Salmon River Restaurant & Bar Salmon River Restaurant & Bar Salmon River Restaurant & Bar

Visit us at Salmon River and see what all the excitement is about

"Unlike Midtown restaurants that are busy only for lunch and pre-theater dinner, Salmon River buzzes from breakfast ‘til closing. Midday, it refuels neighborhood office workers, both on-premises and with Bryant Park-bound salads and sandwiches; after work, corporate creatures unwind at the long bar, in the mesh-curtained lounge, and in the quieter, bamboo-accented rear dining area. Then come the theatergoers and couples grabbing dinner before heading home from Grand Central; later yet, coworkers shuffle in, discussing the project that kept them after hours. And, because Salmon River’s side door opens into the lobby of a Courtyard by Marriott, there’s always a tourist contingent of twangy gents and big-haired ladies toting shopping bags. The seafood-centric menu presents familiar dishes with Manhattan flair courtesy of a Nobu-pedigreed chef, René Nilo Cuzco, who possesses a light touch and a knack for seasonings. binoculars for hunting Creamy white clam chowder pleases with a bacon note, shrimp scampi is sautéed with whole garlic cloves, and seafood pesto fills a bowl with garlicky, gooey-sauced (in a good way) capellini. The restaurant’s marquee fish is prepared in a multitude of simple, appealing ways, including a chubby pan-fried filet dubbed Santa Fe salmon for its bed of black beans and chipotle-laced spuds. Recommended Dishes: Clam chowder, $7.50; angel hair with seafood pesto, $18; Santa Fe salmon, $18.75"
Karen Tina Harrison
NY Magazine

Still largely "undiscovered", this "tasty surprise" "tucked away" in Midtown's Clarion Hotel specializes in "fresh, well-prepared" seafood; "lunch bargains" draw office types and main "library-goers", but the $20 pre-theater prix fixe is also a deal.

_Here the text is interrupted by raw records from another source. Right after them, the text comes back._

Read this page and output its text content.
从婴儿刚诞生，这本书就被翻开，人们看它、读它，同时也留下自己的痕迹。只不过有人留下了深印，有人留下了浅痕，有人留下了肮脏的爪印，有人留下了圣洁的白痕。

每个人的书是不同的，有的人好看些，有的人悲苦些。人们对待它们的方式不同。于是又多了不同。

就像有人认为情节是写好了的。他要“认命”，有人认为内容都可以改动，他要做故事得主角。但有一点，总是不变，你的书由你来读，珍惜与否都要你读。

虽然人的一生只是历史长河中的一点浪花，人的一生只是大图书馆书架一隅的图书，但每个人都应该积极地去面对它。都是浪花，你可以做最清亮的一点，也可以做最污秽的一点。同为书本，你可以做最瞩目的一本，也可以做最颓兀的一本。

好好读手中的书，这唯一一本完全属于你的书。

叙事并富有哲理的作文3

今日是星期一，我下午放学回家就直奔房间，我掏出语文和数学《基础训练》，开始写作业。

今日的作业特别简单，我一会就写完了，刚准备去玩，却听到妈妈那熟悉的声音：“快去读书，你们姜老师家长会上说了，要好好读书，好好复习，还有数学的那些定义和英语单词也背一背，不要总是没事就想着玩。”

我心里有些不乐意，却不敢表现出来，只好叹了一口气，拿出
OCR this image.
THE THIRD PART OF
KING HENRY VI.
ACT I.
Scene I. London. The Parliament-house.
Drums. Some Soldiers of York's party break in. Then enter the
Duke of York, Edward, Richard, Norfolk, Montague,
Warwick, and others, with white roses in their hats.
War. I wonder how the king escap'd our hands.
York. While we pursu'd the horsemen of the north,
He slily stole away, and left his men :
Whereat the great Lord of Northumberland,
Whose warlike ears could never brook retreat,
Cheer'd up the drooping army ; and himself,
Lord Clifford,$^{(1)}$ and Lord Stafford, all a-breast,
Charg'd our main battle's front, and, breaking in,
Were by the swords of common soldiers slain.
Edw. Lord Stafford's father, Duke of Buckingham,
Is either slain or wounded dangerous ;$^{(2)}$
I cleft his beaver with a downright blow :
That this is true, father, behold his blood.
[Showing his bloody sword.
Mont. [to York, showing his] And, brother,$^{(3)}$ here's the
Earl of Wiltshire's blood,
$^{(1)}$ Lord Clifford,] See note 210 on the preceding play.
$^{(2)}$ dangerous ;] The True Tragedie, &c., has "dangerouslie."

"Salmon River pays homage not only to its namesakes, but to a variety of fresh denizens of the deep that are cooked - not under-cooked or over-cooked - with care and class by executive chef Evan Huss. Chef Huss also gives expert attention to vegetables, which arrive with a crunch, but not raw, as is the style of too many American chefs these days. Crispy cornmeal-crusted oysters are enhanced by a spicy red pepper remoulade and the overworked crab cake is luscious and light, thanks to the unorthodox use of Canadian snow crab. Its accompanying mustard sauce is prima. A third appetizer stole the show.  Crispy (a menu description I always approach with caution) shrimp, artichoke and asparagus spring roll with sweet corn and soy vinaigrette (a formidable combination I would usually avoid) was delicious. Some kitchen-magic produced a remarkably clean flavored dish, with each layer melding to produce a symbiotic triumph.  And wonder-of-wonders - it didn't come off as fusion-confusion."
J. Walman's
Travel Restaurant and Wine Report

Salmon River is the sister restaurant to midtown institutions, Domenico's and Fagiolini. Warm and inviting, Salmon River has quickly proven to be a magnet for seafood lovers. A hand-painted river scene, burnt sienna walls, inset with slate and copper water features and comfortable cord & leather banquettes offer a sleek, yet soothing, backdrop for the wide array of offerings from the sea. At holiday time in particular, the room glistens with candles, wreaths and other seasonal touches. The crab cake is luscious and light.......crispy shrimp and asparagus spring roll, through some kitchen magic produces a light, clean flavored dish....and, wonder of wonders, with no fusion confusion. Zagat's most recent survey says, "....with it's large array of modestly priced fresh fish its a handy no frills alternative to Gotham's growing number of pricey poisson palaces". Try the expertly Pan-Seared Salmon or the comforting Cod and Salmon Pot Pie."